Monetization without ads might be done (at least in part) via a paid smartphone app? You could offer the full site experience for free, and ad-free, but charge for the app with shopping list integration etc?
With that said, I wouldn't fear advertising on a site like this. It's a great chance for targeted ads, and a few unobtrusive ones would not detract from the service or experience.
I had to dig in and really look for the faq to get an answer to why instructions weren't showing up in a recipe - should you detect when instructions aren't present and put a little note as to why? Even better, let me know that I can click edit and copy/paste the instructions in myself when they aren't automatically retrieved.

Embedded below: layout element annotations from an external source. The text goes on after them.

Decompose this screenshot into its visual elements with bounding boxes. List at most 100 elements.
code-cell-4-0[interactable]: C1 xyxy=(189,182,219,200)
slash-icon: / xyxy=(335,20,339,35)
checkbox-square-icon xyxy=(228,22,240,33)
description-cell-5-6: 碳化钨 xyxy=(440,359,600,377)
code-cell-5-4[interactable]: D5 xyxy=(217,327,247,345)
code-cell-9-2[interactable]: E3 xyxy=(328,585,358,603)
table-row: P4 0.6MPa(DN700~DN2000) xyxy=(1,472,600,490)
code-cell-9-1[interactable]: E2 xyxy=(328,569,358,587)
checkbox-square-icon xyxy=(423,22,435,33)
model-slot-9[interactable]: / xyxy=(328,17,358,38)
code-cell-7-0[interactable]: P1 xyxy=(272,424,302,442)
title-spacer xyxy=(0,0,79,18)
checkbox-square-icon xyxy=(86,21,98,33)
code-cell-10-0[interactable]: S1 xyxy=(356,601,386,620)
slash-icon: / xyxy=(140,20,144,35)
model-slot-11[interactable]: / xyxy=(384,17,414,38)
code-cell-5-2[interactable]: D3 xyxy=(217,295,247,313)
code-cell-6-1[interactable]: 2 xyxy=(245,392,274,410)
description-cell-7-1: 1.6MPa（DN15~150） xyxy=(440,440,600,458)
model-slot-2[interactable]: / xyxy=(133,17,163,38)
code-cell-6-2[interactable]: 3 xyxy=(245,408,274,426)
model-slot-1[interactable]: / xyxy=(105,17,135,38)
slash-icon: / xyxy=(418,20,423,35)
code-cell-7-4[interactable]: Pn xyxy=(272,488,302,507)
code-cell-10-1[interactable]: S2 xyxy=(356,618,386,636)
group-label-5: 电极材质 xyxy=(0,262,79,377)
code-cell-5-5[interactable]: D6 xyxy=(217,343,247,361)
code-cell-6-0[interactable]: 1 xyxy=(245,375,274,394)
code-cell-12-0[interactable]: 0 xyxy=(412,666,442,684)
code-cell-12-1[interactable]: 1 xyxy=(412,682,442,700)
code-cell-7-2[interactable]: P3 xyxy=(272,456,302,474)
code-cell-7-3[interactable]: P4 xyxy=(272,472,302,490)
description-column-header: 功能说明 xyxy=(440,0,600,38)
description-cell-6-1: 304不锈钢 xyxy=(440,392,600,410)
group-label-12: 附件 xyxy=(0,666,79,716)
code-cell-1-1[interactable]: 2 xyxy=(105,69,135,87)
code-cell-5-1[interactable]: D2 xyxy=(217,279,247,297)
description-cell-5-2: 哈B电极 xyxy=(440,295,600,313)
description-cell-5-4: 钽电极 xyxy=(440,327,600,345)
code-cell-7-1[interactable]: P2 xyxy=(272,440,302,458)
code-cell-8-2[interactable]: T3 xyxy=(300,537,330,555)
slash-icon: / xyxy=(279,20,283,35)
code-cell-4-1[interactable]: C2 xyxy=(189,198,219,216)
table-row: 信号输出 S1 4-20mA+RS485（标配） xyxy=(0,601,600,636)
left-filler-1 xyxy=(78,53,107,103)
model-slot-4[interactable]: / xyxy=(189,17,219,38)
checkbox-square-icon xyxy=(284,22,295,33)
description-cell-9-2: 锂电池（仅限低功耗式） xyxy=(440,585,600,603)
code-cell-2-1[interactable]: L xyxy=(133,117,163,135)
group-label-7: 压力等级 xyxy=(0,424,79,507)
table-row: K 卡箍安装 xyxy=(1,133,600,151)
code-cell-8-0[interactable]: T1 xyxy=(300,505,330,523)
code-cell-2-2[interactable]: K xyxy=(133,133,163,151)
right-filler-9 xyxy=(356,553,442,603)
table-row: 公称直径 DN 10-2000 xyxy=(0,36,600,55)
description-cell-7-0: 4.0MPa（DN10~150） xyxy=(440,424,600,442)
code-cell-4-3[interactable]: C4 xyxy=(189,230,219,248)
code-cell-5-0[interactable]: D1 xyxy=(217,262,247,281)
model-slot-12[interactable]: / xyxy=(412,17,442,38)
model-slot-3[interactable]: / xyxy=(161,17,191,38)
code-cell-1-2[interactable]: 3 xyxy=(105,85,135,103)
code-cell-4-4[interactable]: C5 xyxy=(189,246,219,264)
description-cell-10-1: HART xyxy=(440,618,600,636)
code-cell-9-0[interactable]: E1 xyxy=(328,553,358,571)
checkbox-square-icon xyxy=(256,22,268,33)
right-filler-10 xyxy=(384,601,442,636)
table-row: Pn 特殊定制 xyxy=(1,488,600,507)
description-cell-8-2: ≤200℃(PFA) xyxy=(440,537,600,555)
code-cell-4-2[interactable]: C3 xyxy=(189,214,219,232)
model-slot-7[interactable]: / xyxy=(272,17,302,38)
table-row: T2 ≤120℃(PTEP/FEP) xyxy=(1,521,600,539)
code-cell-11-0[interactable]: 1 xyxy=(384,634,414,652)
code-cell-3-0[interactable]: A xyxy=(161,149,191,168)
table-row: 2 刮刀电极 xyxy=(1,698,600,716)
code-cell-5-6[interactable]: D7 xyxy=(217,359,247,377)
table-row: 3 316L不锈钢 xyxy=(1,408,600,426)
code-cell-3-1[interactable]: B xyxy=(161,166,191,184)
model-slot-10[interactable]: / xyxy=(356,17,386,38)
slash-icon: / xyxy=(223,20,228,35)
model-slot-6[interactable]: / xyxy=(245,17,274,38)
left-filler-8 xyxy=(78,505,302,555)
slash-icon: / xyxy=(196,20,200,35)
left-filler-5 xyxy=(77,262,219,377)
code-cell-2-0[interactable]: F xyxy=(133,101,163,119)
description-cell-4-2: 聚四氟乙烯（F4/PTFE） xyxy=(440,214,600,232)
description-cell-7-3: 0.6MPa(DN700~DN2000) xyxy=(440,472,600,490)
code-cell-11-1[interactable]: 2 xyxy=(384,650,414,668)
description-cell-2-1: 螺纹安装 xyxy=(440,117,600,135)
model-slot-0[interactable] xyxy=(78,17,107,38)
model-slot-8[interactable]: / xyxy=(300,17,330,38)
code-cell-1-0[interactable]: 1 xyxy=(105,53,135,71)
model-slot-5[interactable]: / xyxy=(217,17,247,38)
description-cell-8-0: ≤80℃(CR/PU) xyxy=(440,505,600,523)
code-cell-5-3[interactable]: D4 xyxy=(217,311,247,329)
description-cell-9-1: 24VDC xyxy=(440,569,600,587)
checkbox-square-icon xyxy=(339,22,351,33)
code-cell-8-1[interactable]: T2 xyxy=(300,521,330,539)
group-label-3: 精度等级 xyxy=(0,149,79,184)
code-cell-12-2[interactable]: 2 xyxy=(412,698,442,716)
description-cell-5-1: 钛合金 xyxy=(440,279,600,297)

Might be an edge case you want to investigate: The first time I tried to use the bookmarklet was on this page, and it did nothing: http://simplyrecipes.com/recipes/banana_bread/
Re the edge case, what browser are you using?
FF 3.6/win... firebug shows a "source is undefined" error on line 312. while (source.length...
Small feedback: my account confirmation email went to spam.
This may be useful: http://stackoverflow.com/questions/371/how-do-you-make-sure-...
And also: http://sendgrid.com
If you could show the instructions on a timeline, that will give a quick visual overview on how long a recipe takes, the number of steps involved and if there's much gap or overlap between steps. It could also serve as a way of comparing and choosing between two similar recipes.
If you choose to go with a non-advertising business model, please feel free to email me. I'm building an online shop which might help you sell your product.
http://www.reddit.com/r/food/comments/e0odn/hey_reddit_i_mad...
YumTab has a number of advantages:
- Automatic ingredients capture (no copy & paste)
- Planner, shopping list
- Easier to show off recipes you make, follow others
EDIT: oh, I see it's your site. Nice work on it, I don't mean to belittle your efforts. I was pretty unhappy to see the name similarity when I saw it a couple months ago, but I had already committed to my name.
There are several features missing before I do a full launch, I have been working steadily though, and plan to launch it fully (with a normal login system) within a week.
Very interesting product. You focused more on making a Hub for storing recipes, where I just needed a dead simple tool for jotting down recipes I use. There is currently a mobile web app. We should talk/compare notes, you should email me templaedhel at gmail dot com. Nice product.
I've had a few issues with images (both URL and upload), but other than that this is by far the least buggy online recipe box I've used.
One suggestion - enable some sort of tagging/categorization system to help with planning meals.
Thanks for your work!
There is tagging & tag/ingredient-based searching, though it's not integrated with the planner per se. I'll think about that. EDIT: FYI, tags are in the Your Notes section if you didn't notice
Not sure how common it will be for a user to add dozens of recipes at once, but I'm finding it tiring to go back and copy in all of the instructions. For a user like me, the awesome thing about YumTab is having all of my recipes in one place, so copying over the instructions is essential.
Is there any way to make it easier to add info manually, at least while you work on scraping the instructions? For now, I'm having to run the bookmarklet, refresh My Recipes on YumTab, click on the newly added recipe, click edit, go back to the original recipe, copy the instructions, go back to YumTab, and paste it.
For now, allowing manual input within the bookmarklet could help.